Turns out there’s a lot more to this. A guy named Barry Schwartz wrote a whole book entitled PARADOX OF CHOICE: Why More Is Less. Here’s a great quote from the book that sums it all up pretty well:


Autonomy and Freedom of choice are critical to our well-being, and choice is critical to freedom and autonomy. Nonetheless, though modern Americans have more choice than any group of people ever has before, and thus, presumably, more freedom and autonomy, we don't seem to be benefiting from it psychologically.



When I look at that quote, my life comes into sharp focus. Over the past year, I’ve been minimizing. Getting rid of the excess. Unitasking as much as possible. Trying to enjoy life, a moment at a time, rather than rushing forward into my future. We’ve given away half of our household.

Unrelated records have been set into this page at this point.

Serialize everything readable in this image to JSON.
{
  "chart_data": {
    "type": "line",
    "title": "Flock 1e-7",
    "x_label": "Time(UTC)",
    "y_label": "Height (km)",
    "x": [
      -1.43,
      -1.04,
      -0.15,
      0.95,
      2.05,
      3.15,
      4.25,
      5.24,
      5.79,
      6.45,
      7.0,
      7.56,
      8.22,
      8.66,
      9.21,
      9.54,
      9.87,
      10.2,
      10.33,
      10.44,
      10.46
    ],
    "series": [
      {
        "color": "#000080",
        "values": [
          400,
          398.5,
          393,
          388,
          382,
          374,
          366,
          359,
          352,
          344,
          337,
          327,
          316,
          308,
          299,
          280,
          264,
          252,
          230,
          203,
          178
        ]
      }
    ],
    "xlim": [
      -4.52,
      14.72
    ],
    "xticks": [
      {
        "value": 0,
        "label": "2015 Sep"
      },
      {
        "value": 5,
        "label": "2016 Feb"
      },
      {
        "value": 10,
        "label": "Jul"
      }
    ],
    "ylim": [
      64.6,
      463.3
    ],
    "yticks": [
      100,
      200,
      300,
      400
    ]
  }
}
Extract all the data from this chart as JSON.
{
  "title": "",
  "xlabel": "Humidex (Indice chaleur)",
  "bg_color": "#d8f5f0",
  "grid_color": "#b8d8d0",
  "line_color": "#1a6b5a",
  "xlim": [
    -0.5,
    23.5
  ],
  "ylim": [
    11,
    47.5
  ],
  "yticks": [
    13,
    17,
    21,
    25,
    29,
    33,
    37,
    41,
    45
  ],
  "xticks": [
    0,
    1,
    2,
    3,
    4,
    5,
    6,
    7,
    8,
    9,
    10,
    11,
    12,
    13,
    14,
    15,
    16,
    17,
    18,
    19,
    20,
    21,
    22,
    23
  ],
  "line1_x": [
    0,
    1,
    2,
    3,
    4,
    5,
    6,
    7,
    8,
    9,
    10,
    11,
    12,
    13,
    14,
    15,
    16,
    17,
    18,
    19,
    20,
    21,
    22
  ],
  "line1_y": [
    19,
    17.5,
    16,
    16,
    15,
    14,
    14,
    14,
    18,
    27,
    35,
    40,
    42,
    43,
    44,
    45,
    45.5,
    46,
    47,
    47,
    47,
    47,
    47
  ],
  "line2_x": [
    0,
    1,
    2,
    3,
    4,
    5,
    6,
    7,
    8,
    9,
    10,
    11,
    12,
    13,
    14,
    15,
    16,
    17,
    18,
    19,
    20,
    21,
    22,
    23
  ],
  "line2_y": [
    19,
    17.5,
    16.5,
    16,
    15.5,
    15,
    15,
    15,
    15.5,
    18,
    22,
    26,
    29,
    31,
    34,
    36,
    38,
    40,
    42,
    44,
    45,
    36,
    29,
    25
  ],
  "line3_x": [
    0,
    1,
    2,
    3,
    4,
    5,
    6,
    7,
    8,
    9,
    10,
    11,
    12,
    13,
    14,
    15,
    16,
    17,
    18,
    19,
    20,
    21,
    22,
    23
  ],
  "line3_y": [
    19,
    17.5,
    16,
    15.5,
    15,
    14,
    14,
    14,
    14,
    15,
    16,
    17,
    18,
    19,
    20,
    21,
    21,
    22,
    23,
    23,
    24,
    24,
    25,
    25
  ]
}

We’ve cut our expenses, too. We only buy things that we need, and when we do buy something, it must replace an older version of itself. New shoes? Sure, but I have to get rid of at least two pairs first. iPad? As cool as it would be to have (and trust me, I LUST after it) I got a Nook instead. Cheaper, does what I need it to do, and gives me great pleasure, and no possibility of eye strain! iPhone 4.0? Absolute necessity – when my iPhone 3G dies or the Verizon rumors come true.

(Note on that last, I’m trying, very hard. I may cave, we’ll see. But why buy a new phone when mine is working fine??? )

We have been actively practicing the less is more mentality, so I find it ironic that I’m suffering from more is less with my reading material.

I long for the days when my reading order was determined by when the book was due back to the library. It was so simple. Or the days when I would not leave a book unfinished. I must have eight books lying around that I’ve started and lost interest in, or ran out of time, or simply couldn’t get into and put back on the shelf for another day. And that’s just in the living room.

So I ask you, if you had hundreds to choose from, and you were becoming paralyzed by your ability to actually commit and finish a book, where would you begin? Any and all coping mechanisms are welcome.

Wine of the Week: Heredad Ugarte Crianza 2005 Inexpensive and lovely.